Quoted Writings From Thelma's
Personal Diaries
Mrs Thelma Lenore Hunter, (Steadman), Keller,
May 6, 1956
This is grit and gravel picked up here and
there by an old setting hen.
We knew many years ago, the fur
profession was desperatley trying to persuade the white females to wear finger-tips of
long haired monkey jackets, but they seem to be wiseing up a bit to the
"signs-of-the-times and they didn't cover so good. For the majority we had to
revert back to sheep. But domestic mink farms have developed a most gorgeous silver-blue
mink, that is really out of this world in fantastically beautiful workmanship when the
final product is fininshed and on display! The final, Union-made produce of the
Master mechanics is representitive of domesticity in its finest aspirations of perfection
and precision. The Union label, the first thing I learned to spot when I was, seven
years old, believe it or not. My mother was also an exellent seamstress and
type-setter for the Eureka in Springville, IA (she worked with the elder Charley
Cash) before her marriage to my father. Her parents were charter members of the
Methodist Church, still standing, in Springville, which they helped to construct.
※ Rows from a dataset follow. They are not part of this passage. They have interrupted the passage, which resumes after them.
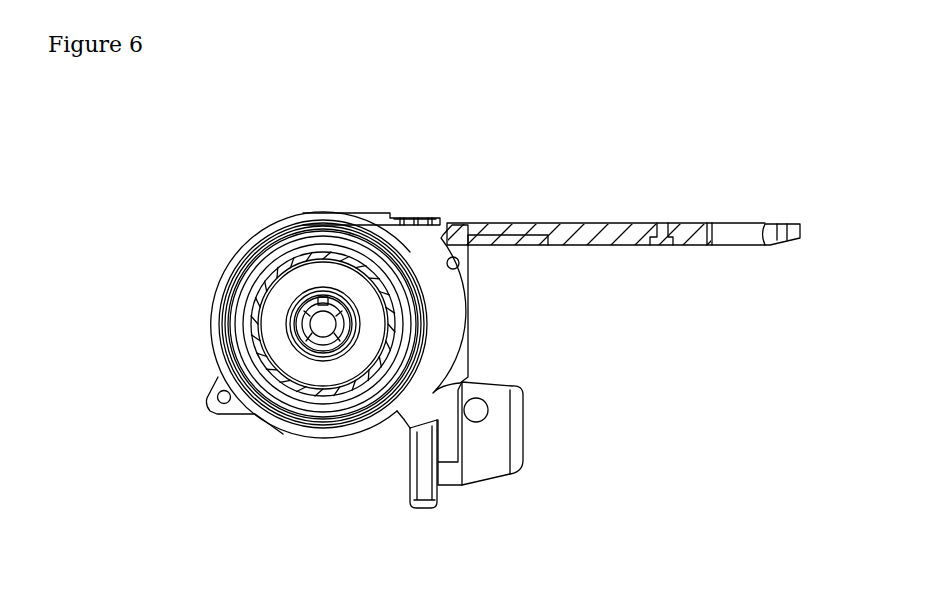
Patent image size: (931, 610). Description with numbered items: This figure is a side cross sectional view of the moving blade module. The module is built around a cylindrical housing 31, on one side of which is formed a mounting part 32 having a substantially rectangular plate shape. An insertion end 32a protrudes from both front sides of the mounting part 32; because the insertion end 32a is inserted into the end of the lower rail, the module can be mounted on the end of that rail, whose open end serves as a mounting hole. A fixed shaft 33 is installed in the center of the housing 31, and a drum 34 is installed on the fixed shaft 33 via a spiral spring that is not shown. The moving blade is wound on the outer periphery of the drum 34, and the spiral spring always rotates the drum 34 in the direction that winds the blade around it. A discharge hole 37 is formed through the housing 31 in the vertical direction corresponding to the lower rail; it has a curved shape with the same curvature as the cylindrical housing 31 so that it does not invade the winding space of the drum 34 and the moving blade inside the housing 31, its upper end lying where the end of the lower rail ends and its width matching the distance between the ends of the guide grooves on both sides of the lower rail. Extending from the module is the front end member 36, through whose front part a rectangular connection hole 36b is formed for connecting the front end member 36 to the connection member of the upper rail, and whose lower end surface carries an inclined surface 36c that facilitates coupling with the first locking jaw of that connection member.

The housing 31 is at (305, 432).
The mounting part 32 is at (420, 496).
The insertion end 32a is at (518, 462).
The fixed shaft 33 is at (322, 324).
The drum 34 is at (253, 275).
The front end member 36 is at (623, 224).
The connection hole 36b is at (740, 238).
The inclined surface 36c is at (778, 246).
The discharge hole 37 is at (447, 327).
Mother's oldest brother Luther, being a "Master of Masonry" in that small
community. Her Father, a long-time "Odd Fellow", untill his demise.
Seven of us children were born to Mary Hannah Jones and William Lewis Hunter. We
learned that the "Home", is the alter, and all things being of the Lords' will,
not ours.
We learned the meaning of the very first
practical Union; The Printers' Union and label. (My oldest brother would not allow my
mother to buy food or clothing without the "Union label". He had
a master-card, press feeder, apprenticed as a printers devil when he was 13 years
old, in Anamosa, IA.
My mother worked with many doctor's along-side
the women-fold of the Ladies Aide Society.
My oldset brother, Cloyd william Hunter,
belonged to the Printers' Union here in Cedar Rapids, IA for a number of years; Press
feeder at the National Printing Co. when Charley Barnes, was the manager.
There are many authentic records that identify
my Mother as being of unimpeachable character thruout her lifetime and devoted
spiritual as well as physical attendence to care, tenderness and forbearance in performing
her duties as a Mother, cook and housewife.
My Bachelor Uncle Nate drove a team of mules
for deliveries at Gables Lumber Yard for over 25 years to buy and keep her home
for all those years. Alos for our schooling, and during that time there was so much
sickness and deaths in our family.
My brother Cloyd and Uncle Nate had come here
first from Anamose, to rent a "modern house" for us, after they both had found
employment. My Uncle had been blind in one eye, since he had worm-spasms when
he was about a year old. Mother had taken most of the care of him so his intellect
may not have been great, but he never in his life smoked or drank and was kindness
personified to a fault. Still he developed a sense of reasoning and kindness of
character that made us all love them dearly. They were of course wholey unprepared
financially to cope with disease, plagues and so forth of WW1 and the depression.
And in later years had to face the fact of not ever having their own home again.
Two years after my final Civil divorce
from Clarence Clyde Steadman, (and full custody of my daughter, Wilma Leone, with alimony
of 12$ a month that I never could collect.) Mr Bernard Erwin Keller and I were married, in
civil ceremony, at Crown Point, Indiana. We first met in the home, (22 room, Old
Brewer''s Mansion)of Mr and Mrs Hamilton J. Armstrong, originally from Cedar Rapids, IA;
or rather, we had known her here, as Mrs Josephine Cornish who with her hhusband, had
started and opperated the old Jewel Cafe, Down Town, 1st Ave. and we had been going steady
for a long time, and while I had my Rooming House, that is Mr Keller and I.
Yes, we got along very well. Neither of us had been, or were drinkers or crousers
and we liked the same entertainments, that intelligent, literate people do.